Once the network port has been initialized using the correct VMDQ and DCB values, the initialization of the port’s RX and TX hardware rings is performed similarly to that in the L2 Forwarding sample application. See L2 Forwarding Sample Application (in Real and Virtualized Environments) for more information.

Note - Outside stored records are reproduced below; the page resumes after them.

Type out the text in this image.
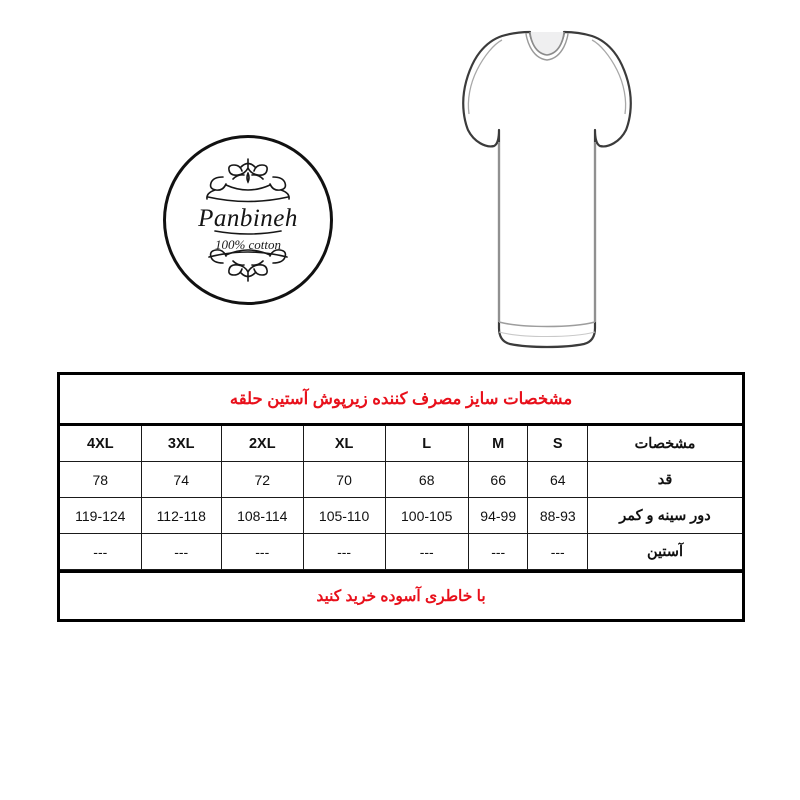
Panbineh
100% cotton
مشخصات سایز مصرف کننده زیرپوش آستین حلقه
مشخصات	S	M	L	XL	2XL	3XL	4XL
قد	64	66	68	70	72	74	78
دور سینه و کمر	88-93	94-99	100-105	105-110	108-114	112-118	119-124
آستین	---	---	---	---	---	---	---
با خاطری آسوده خرید کنید
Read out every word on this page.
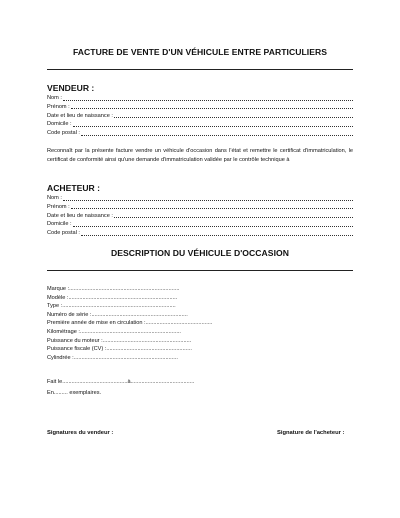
FACTURE DE VENTE D'UN VÉHICULE ENTRE PARTICULIERS
VENDEUR :
Nom :
Prénom :
Date et lieu de naissance :
Domicile :
Code postal :

Reconnaît par la présente facture vendre un véhicule d'occasion dans l'état et remettre le certificat d'immatriculation, le certificat de conformité ainsi qu'une demande d'immatriculation validée par le contrôle technique à

ACHETEUR :
Nom :
Prénom :
Date et lieu de naissance :
Domicile :
Code postal :
DESCRIPTION DU VÉHICULE D'OCCASION
Marque : .......................................................................
Modèle : ......................................................................
Type : .........................................................................
Numéro de série : ..............................................................
Première année de mise en circulation : ...........................................
Kilométrage : .................................................................
Puissance du moteur : .........................................................
Puissance fiscale (CV) : .......................................................
Cylindrée : ...................................................................
Fait le..........................................à.........................................
En......... exemplaires.
Signatures du vendeur :	Signature de l'acheteur :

31.4.2. Statistics Display

When run in a linux environment, the VMDQ and DCB Forwarding sample application can display statistics showing the number of packets read from each RX queue. This is provided by way of a signal handler for the SIGHUP signal, which simply prints to standard output the packet counts in grid form. Each row of the output is a single pool with the columns being the queue number within that pool.

To generate the statistics output, use the following command:

user@host$ sudo killall -HUP vmdq_dcb_app

Please note that the statistics output will appear on the terminal where the vmdq_dcb_app is running, rather than the terminal from which the HUP signal was sent.